Por Guilherme Coelho 

Publicado em 13 de julho de 2021 no jornal O Globo 

A reforma administrativa está na Comissão Especial na Câmara dos Deputados e recebeu propostas de emendas recentemente. A origem do projeto, um governo que não trabalha para o diálogo nacional, em princípio não nos deixa dúvidas: não à PEC 32! No entanto, se entendermos que esta é a primeira oportunidade em três décadas para uma verdadeira transformação do Estado brasileiro, contribuindo para um serviço público mais atraente e eficaz, então não resta dúvida: devemos dizer “viva a PEC 32!”.

O Brasil convive com arcaísmos e, entre eles, um Estado pouco eficiente, injusto e ilusionista. Pouco eficiente, pois não entrega a qualidade de vida que a população espera e pela qual paga. Injusto, ao ampliar as desigualdades sociais, entre outras coisas porque cria e mantém privilégios em sua própria estrutura funcional, enquanto trata uma massa de servidores sem o devido respeito e reconhecimento. Ilusionista, pois convence até quem quer modernizá-lo de que o melhor é não fazer nada sobre tudo isso.

Entre esses iludidos estão os que, ao lutar pela manutenção de direitos, acabam preservando os arcaísmos da estrutura da administração pública brasileira. O grande trunfo do Estado arcaico e ilusionista é o medo da mudança. Para vencê-lo, é preciso desvendar seus truques e enfrentar fantasmas.

Nada melhor para isso do que iluminar a cena com a discussão pública, a exposição de ideias e propostas. E o Congresso é o ambiente democraticamente eleito para isso. A reforma administrativa não será feita pelo governo federal, mas, sim, pelos parlamentares. É com eles que temos a missão de reorganizar o Estado brasileiro em meio ao caos.

Devemos começar pelo reconhecimento da importância do Estado e de seu serviço público. Neste ano e meio de pandemia, em meio ao desserviço negacionista, foram as instituições públicas e os servidores que mantiveram a esperança de dias melhores, com destaque para os que estão na linha de frente do combate ao vírus, passando pelos profissionais públicos que nos vacinam, até os que possibilitam os desembolsos do auxílio emergencial.
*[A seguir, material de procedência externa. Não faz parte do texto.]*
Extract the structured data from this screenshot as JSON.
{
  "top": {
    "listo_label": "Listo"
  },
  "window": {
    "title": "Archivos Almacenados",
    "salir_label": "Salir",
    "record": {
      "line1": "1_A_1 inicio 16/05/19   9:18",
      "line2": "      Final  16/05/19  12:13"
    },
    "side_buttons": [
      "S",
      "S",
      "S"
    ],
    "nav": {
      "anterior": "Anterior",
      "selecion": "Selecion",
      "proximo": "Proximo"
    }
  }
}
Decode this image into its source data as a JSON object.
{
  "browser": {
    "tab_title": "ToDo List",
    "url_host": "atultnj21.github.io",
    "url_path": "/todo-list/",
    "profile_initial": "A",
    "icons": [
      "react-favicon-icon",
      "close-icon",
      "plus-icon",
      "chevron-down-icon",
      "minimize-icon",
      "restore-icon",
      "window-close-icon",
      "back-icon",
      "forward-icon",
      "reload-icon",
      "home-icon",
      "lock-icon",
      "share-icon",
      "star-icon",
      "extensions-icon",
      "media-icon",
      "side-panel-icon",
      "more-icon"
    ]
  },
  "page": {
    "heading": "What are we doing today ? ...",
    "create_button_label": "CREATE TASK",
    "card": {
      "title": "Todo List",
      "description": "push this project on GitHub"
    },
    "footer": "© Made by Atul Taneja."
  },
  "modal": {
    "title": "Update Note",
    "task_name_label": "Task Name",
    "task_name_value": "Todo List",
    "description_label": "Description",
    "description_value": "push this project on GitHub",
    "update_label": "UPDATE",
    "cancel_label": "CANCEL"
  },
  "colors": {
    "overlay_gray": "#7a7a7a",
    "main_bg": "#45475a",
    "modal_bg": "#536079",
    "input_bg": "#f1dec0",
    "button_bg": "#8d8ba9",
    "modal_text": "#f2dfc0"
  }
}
Em episódio recente, na CPI da Covid, um servidor concursado do Ministério da Saúde, ao denunciar a possível prevaricação do presidente da República, expôs a discussão sobre a importância da estabilidade como fator de garantia da fiscalização da administração pública sobre os governantes. A estabilidade funcional é um ponto a discutir e desenvolver numa reforma administrativa. O exemplo de Luis Ricardo Miranda nos mostra que governos importam e que devem ser continuamente aperfeiçoados.

Para termos uma dimensão da importância desse debate, no Brasil, 83% da educação fundamental é pública, assim como 79% do atendimento em saúde. Quase 90% dos profissionais empregados pelo setor público brasileiro estão lotados em estados e municípios, encarregados do atendimento que mais impacta o dia a dia do brasileiro. A maior parte trabalha nas prefeituras e, na média, recebe salários 2% menores que a média do setor privado.

A Proposta de Emenda Constitucional é uma oportunidade para discutir todas as etapas da vida pública. Os concursos de entrada, as formas de progressão na carreira, o reconhecimento e até o possível desligamento. É hora de atualizar o processo de avaliação de desempenho dos servidores, para que se torne possível progredir na carreira sem ser necessário ter ligações políticas, de modo a incentivar a todos.

Por que não discutir privilégios de setores que se descolam da realidade da imensa maioria dos servidores? Um exemplo é o direito a férias de 60 dias. Se o argumento para as férias estendidas são as horas extras, por que não adotar o banco de horas, tão comum quanto prático?

Um bom cartão de visitas, e teste para o Congresso, será a votação dos supersalários, na pauta da Câmara. Isso tem de passar. É o óbvio ululante. Em seguida, teremos a oportunidade de transformar a PEC 32 e fazer da reforma administrativa um elemento modernizador do país. Este é um momento em que, juntos, podemos avançar, conquistando uma vida melhor para todos nós.